Connections to the Rest of the Quant OS Brain
This note is not a credit-risk note, but it is a strong applied machine-learning foundation note for the rest of the brain.
-
1_full_pd_model — This note and the PD note both solve binary classification problems. The business event differs, but the workflow of preprocessing, training, evaluation, and threshold-based action is structurally similar.
-
2_monitoring_model — If this churn model were deployed, I would monitor feature drift, score drift, and recall decay over time using the same production mindset described in the monitoring note.
-
3_lgd_ead_model_rewritten — That note explains severity and exposure after default. This churn note is different in objective, but it reinforces general machine-learning ideas like feature handling, target design, and evaluation tradeoffs.
-
4_ecl_cecl_stress_testing_rewritten — The ECL note is about converting risk components into money. This note is about converting probability estimates into retention action.

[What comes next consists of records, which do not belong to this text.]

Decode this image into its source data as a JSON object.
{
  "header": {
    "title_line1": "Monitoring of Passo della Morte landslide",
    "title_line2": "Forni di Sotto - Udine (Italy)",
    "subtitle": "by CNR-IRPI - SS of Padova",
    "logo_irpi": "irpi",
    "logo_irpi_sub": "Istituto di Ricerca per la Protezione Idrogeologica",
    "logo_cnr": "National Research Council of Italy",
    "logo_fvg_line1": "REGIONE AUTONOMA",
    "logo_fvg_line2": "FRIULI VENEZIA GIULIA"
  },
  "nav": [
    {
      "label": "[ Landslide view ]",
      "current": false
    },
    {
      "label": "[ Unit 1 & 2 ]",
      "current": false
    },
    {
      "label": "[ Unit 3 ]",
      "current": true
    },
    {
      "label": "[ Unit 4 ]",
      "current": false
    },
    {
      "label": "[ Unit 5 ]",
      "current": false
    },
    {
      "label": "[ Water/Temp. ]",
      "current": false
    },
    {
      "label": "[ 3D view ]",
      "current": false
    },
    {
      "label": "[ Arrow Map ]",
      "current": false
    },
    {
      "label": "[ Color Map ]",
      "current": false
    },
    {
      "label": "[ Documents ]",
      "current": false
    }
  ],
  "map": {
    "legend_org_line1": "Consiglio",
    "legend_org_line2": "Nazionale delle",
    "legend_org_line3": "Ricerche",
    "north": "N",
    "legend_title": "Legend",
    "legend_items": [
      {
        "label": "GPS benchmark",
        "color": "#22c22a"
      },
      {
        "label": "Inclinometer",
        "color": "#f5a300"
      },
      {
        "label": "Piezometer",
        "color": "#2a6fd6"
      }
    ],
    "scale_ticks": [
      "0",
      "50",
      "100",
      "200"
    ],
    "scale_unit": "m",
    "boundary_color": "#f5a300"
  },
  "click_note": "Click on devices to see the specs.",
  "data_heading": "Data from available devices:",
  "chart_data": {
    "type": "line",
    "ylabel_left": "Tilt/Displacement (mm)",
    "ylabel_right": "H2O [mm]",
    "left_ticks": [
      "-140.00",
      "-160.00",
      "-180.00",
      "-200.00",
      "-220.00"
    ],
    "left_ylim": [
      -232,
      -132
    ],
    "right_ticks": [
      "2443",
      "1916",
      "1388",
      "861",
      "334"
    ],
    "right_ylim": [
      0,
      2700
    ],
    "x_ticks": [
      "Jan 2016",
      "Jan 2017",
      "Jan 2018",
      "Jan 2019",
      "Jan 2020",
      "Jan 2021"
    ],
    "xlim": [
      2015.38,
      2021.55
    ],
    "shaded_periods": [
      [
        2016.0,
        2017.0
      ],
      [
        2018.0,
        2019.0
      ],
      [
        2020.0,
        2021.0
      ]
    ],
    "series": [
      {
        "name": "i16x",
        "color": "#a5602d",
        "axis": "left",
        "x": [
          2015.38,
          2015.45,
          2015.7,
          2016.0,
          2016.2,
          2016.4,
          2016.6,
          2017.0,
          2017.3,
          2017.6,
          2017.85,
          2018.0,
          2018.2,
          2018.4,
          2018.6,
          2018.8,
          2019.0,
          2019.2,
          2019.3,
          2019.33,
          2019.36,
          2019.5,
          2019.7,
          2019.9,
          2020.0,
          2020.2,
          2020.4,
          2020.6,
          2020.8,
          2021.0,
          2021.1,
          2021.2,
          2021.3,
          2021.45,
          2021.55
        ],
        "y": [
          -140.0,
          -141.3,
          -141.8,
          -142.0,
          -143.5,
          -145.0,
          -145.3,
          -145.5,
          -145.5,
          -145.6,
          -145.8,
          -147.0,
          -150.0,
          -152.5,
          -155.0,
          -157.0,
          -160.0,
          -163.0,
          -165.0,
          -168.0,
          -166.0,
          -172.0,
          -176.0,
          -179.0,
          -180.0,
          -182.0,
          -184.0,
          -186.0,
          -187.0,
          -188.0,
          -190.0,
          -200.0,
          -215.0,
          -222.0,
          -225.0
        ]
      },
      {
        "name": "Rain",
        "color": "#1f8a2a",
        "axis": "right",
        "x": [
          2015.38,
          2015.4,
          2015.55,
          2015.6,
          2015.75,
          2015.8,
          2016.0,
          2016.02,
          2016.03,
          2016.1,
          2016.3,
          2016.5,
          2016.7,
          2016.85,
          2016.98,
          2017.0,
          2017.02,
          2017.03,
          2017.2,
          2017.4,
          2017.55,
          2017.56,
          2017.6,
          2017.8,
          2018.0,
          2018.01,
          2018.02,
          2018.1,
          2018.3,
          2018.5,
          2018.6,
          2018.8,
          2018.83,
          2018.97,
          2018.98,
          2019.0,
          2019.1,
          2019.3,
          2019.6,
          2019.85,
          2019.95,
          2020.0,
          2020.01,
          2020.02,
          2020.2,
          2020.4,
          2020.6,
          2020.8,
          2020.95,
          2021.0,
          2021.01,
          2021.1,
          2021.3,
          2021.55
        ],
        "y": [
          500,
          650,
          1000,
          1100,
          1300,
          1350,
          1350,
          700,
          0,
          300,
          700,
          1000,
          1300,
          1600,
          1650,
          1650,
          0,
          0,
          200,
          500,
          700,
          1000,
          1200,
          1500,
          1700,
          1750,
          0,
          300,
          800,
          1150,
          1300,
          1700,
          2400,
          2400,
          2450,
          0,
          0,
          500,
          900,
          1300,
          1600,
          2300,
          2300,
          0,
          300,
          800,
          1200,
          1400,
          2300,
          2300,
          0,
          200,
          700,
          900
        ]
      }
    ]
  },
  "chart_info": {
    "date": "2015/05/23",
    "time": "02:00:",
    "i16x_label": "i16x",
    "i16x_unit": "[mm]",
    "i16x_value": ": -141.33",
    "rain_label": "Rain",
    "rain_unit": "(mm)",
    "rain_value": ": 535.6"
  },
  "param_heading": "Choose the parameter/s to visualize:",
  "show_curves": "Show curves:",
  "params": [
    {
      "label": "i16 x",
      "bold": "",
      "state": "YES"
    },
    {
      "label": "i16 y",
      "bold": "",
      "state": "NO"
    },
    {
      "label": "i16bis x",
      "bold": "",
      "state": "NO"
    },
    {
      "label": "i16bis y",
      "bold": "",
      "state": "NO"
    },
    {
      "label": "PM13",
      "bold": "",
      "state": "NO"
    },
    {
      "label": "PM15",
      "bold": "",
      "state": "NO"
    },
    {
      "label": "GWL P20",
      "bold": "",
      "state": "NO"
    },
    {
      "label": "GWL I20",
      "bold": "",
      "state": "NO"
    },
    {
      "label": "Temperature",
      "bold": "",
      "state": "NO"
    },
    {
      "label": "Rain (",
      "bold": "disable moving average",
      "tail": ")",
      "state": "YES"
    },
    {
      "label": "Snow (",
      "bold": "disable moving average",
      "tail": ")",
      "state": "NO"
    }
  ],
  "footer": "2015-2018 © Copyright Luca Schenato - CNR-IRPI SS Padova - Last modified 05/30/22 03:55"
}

Both are examples of how modeling supports business decisions.
Key Concepts Summary
| Concept | What It Is | Where It Appears in This Project |
|---|---|---|
| Binary Classification | Predicting one of two classes | Exited = 0/1 |
| Target Imbalance | One class is much less frequent than the other | 20.37% churn vs 79.63% non-churn |
| Feature Scaling | Standardizing variables to comparable ranges | StandardScaler() |
| One-Hot Encoding | Turning categories into dummy columns | Geography_Germany, Geography_Spain |
| Label Encoding | Converting a binary text category into 0/1 | Gender |
| Dense Layer | Fully connected neural-network layer | 64-neuron and 32-neuron hidden layers |
| ReLU | Hidden-layer activation | max(0, z) |
| Sigmoid | Output activation for binary probability | final churn probability |
| Binary Cross-Entropy | Loss function for binary classification | training objective |
| SGD | Basic gradient-based optimizer | baseline model |
| Adam | Adaptive optimizer | improved training stability |
| Dropout | Regularization by randomly dropping neurons | 0.3 dropout layers |
| Recall | Fraction of actual positives correctly found | key business metric for churn |
| Precision | Fraction of predicted positives that are truly positive | affected strongly by SMOTE tradeoff |
| ROC-AUC | Threshold-independent ranking quality | model comparison metric |
| SMOTE | Minority-class synthetic oversampling | improved churn recall to 0.75 |
| Hyperparameter Tuning | Searching model design choices systematically | 48 combinations, 144 CV fits |
| Threshold Tuning | Choosing a probability cutoff based on business cost | stronger production decision step |
| Data Leakage | Using information from outside the training process improperly | outlier removal before split, test reused for validation |
This note is Version 1.0. It is my beginner-friendly machine-learning foundation note for tabular binary classification in a banking setting. It also acts as a bridge from generic data science into more specialized bank analytics and risk-modeling workflows.